Chad was a missionary monk from Lindisfarne, who after assorted misadventures became Bishop of Lichfield in 669. His feast has been moved here from 2nd March, his death day, or heavenly birthday. He was a shepherd with the smell of his sheep who was tremendously respected by the people of the Saxon Kingdom of Mercia which formed his diocese. He avoided the luxury his position could have commanded, travelling on foot, not horseback. He would pray for hours at the well that bears his name. The area around his church in Lichfield has many springs which feed the Minster Pool near the Cathedral.

Saint Bede tells how Chad depended on his community life:

He had built himself a retired habitation not far from the church, wherein he was wont to pray and read in private, with a few, it might be seven or eight of the brethren, as often as he had any spare time from the labour and ministry of the Word.

Bede: Ecclesiastical History, IV.3. at  http://www.gutenberg.org/ebooks/38326?msg=welcome_stranger

Together with his well, Lichfield has another precious reminder of Chad – a carved angel from his vandalised tomb.
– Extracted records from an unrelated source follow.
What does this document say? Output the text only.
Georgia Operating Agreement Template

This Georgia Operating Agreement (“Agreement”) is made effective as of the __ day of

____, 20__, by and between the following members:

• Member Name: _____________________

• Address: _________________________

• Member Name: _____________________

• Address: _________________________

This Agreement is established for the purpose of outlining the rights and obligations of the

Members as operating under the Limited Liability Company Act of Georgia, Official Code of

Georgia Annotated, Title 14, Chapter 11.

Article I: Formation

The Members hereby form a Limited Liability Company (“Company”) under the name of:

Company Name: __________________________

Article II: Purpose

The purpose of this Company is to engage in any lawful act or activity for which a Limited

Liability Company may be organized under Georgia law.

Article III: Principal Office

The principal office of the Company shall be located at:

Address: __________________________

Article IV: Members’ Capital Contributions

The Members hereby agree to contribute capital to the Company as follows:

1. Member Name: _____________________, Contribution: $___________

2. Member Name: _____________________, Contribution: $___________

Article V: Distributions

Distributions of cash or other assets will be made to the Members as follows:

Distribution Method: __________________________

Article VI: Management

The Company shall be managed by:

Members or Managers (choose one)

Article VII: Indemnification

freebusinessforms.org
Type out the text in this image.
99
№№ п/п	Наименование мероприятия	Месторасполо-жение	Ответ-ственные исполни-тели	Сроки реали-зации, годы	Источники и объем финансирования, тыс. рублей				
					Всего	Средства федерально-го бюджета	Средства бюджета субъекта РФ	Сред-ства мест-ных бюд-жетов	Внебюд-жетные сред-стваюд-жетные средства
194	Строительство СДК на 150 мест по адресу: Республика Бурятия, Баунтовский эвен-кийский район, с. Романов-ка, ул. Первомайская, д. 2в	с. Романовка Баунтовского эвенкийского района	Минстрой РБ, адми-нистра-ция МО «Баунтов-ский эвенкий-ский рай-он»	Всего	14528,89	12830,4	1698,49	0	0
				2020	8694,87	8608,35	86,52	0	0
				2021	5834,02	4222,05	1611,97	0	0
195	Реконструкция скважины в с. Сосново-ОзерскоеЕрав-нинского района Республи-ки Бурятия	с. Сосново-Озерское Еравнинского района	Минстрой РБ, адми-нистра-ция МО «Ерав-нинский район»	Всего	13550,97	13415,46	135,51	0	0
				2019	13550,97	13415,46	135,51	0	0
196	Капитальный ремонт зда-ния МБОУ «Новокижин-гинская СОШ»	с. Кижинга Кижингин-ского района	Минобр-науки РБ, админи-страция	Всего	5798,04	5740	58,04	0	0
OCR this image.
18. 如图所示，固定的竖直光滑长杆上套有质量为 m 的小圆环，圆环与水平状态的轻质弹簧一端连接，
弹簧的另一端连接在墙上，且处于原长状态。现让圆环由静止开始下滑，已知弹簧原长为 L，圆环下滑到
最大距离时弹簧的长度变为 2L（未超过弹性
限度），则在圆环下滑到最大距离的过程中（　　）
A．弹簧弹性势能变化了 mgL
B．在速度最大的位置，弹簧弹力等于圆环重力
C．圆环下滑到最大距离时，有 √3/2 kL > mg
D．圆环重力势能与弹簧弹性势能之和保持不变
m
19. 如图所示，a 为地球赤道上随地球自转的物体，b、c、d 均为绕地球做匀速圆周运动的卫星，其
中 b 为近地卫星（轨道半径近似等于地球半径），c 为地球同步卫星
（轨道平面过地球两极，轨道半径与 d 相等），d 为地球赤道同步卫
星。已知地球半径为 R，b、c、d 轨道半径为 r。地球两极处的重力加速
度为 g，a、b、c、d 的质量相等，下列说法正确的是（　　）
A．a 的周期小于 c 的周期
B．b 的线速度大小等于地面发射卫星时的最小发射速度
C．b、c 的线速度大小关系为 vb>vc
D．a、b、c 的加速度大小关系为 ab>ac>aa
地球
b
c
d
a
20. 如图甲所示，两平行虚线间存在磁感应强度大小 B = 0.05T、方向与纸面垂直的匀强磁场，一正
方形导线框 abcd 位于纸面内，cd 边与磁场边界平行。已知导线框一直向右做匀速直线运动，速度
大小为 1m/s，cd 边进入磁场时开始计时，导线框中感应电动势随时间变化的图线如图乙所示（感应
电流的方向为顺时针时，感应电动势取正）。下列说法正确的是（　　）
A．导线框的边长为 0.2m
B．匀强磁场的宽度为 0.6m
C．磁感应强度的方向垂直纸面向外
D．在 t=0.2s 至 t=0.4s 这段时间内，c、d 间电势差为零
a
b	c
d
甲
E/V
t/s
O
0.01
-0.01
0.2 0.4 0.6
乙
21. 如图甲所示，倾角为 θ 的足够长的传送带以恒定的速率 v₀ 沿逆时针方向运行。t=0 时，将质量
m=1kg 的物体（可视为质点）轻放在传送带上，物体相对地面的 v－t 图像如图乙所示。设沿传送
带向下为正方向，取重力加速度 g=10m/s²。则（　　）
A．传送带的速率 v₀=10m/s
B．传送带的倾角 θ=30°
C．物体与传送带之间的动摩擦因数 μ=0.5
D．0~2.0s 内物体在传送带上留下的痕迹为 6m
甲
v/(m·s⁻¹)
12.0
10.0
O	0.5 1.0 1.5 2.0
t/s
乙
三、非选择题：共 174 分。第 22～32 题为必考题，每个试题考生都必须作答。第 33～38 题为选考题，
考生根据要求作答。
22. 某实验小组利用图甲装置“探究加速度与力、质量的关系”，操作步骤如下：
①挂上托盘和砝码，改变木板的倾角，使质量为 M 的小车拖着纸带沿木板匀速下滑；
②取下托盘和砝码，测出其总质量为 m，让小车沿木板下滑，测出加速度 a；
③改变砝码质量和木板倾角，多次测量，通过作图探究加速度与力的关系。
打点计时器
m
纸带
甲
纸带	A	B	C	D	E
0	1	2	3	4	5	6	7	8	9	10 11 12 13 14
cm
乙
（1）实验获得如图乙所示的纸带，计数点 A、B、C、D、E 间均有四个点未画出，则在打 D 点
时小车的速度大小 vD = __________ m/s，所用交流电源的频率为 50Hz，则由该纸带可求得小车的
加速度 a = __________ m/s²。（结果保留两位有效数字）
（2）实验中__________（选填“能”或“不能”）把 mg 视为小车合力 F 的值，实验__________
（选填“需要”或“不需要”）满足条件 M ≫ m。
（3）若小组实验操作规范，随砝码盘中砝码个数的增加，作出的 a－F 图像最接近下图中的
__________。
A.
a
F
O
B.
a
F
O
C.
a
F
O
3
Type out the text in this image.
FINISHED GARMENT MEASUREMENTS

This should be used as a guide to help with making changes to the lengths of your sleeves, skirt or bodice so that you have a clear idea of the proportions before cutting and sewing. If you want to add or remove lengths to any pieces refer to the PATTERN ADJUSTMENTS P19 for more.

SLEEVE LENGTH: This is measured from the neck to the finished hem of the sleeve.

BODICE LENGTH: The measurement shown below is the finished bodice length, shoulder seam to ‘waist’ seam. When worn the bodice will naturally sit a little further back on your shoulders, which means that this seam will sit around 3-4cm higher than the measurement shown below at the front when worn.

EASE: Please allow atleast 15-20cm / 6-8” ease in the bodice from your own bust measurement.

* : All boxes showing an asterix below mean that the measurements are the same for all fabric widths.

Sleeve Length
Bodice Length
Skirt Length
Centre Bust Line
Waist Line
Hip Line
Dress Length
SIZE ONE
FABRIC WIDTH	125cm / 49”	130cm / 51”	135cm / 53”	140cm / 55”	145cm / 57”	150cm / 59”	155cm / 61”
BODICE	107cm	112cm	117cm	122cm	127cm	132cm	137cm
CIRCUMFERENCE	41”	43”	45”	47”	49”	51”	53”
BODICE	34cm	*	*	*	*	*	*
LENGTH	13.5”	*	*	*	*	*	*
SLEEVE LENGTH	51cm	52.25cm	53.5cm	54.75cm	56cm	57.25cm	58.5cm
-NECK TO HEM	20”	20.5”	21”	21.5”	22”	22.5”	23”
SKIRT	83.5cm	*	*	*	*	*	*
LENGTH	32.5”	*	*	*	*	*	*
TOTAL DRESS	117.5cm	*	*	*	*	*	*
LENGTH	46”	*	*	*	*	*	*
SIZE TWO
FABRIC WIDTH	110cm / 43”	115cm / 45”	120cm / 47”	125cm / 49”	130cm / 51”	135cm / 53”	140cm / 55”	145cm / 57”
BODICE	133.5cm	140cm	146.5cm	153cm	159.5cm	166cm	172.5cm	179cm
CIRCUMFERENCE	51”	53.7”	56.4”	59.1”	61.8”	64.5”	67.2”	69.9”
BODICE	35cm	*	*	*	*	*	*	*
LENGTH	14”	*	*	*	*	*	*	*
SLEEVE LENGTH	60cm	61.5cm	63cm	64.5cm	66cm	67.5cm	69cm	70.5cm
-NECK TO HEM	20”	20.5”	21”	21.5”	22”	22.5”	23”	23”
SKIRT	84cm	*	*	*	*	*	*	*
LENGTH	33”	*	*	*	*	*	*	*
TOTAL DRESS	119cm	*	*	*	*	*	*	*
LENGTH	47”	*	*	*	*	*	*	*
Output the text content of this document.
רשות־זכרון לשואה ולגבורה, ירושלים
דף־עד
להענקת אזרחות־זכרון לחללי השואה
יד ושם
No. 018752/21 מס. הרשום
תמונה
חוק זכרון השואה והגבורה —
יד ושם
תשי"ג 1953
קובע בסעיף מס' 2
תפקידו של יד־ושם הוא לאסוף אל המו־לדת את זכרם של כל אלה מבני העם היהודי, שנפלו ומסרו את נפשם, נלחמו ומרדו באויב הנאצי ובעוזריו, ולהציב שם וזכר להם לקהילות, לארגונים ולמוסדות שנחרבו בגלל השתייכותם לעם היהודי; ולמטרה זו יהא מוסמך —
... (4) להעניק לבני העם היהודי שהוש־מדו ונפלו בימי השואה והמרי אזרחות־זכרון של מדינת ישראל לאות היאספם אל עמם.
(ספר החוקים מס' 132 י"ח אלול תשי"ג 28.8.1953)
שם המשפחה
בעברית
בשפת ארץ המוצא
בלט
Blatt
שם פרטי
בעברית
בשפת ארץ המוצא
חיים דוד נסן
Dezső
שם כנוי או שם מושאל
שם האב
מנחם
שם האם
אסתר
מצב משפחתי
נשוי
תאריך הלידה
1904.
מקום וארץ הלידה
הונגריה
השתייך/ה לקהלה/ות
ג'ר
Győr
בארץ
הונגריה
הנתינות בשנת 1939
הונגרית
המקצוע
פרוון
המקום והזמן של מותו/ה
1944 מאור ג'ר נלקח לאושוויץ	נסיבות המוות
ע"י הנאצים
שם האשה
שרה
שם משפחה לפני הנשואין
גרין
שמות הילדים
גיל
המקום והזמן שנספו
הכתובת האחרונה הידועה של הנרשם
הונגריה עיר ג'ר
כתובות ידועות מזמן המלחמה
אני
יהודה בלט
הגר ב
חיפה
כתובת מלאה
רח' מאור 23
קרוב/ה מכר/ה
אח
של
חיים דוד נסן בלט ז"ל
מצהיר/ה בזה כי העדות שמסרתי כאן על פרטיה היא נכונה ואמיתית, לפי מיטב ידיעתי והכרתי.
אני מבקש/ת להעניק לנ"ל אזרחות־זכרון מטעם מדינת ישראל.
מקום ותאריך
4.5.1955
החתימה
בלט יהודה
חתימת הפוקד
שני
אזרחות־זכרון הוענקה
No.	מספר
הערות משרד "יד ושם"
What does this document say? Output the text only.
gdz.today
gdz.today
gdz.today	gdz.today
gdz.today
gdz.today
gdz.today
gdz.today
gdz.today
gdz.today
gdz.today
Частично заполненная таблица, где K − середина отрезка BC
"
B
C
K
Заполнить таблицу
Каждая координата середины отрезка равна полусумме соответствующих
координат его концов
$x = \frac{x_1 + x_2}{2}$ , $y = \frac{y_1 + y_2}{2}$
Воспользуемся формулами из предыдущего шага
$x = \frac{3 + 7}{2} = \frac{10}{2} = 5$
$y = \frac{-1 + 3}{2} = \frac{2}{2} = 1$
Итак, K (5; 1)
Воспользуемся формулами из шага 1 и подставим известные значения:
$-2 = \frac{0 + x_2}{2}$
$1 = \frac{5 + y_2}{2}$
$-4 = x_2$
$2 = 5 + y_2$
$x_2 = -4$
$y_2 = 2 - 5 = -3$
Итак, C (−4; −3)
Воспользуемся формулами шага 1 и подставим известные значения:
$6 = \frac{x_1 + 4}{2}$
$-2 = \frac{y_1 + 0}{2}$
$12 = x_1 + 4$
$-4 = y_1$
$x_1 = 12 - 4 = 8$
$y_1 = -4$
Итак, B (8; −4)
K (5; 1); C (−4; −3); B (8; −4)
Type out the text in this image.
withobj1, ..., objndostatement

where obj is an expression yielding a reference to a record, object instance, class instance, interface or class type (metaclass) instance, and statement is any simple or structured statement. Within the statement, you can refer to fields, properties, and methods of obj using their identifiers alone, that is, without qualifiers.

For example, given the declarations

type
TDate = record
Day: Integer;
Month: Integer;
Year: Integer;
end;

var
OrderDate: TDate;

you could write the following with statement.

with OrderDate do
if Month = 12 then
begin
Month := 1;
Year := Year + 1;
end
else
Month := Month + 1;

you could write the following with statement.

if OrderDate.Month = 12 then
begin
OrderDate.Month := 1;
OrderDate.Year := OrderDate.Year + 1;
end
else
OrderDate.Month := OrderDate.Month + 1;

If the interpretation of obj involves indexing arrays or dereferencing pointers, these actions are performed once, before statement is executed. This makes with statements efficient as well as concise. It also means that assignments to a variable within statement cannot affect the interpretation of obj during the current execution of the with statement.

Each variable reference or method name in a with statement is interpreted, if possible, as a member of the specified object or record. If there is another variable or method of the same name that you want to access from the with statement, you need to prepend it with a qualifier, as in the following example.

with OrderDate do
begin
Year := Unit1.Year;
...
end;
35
Birmingham’s St Chad’s Cathedral houses his relics, preserved through difficult times by recusant Catholics.

Through Chad we have a line from the earliest missionary monks forward to the Church of today, and as Bede reminds us, when Chad and his flock died of the plague, God translated the living stones of the Church from their earthly places to the heavenly building. May we be living stones and build each other up!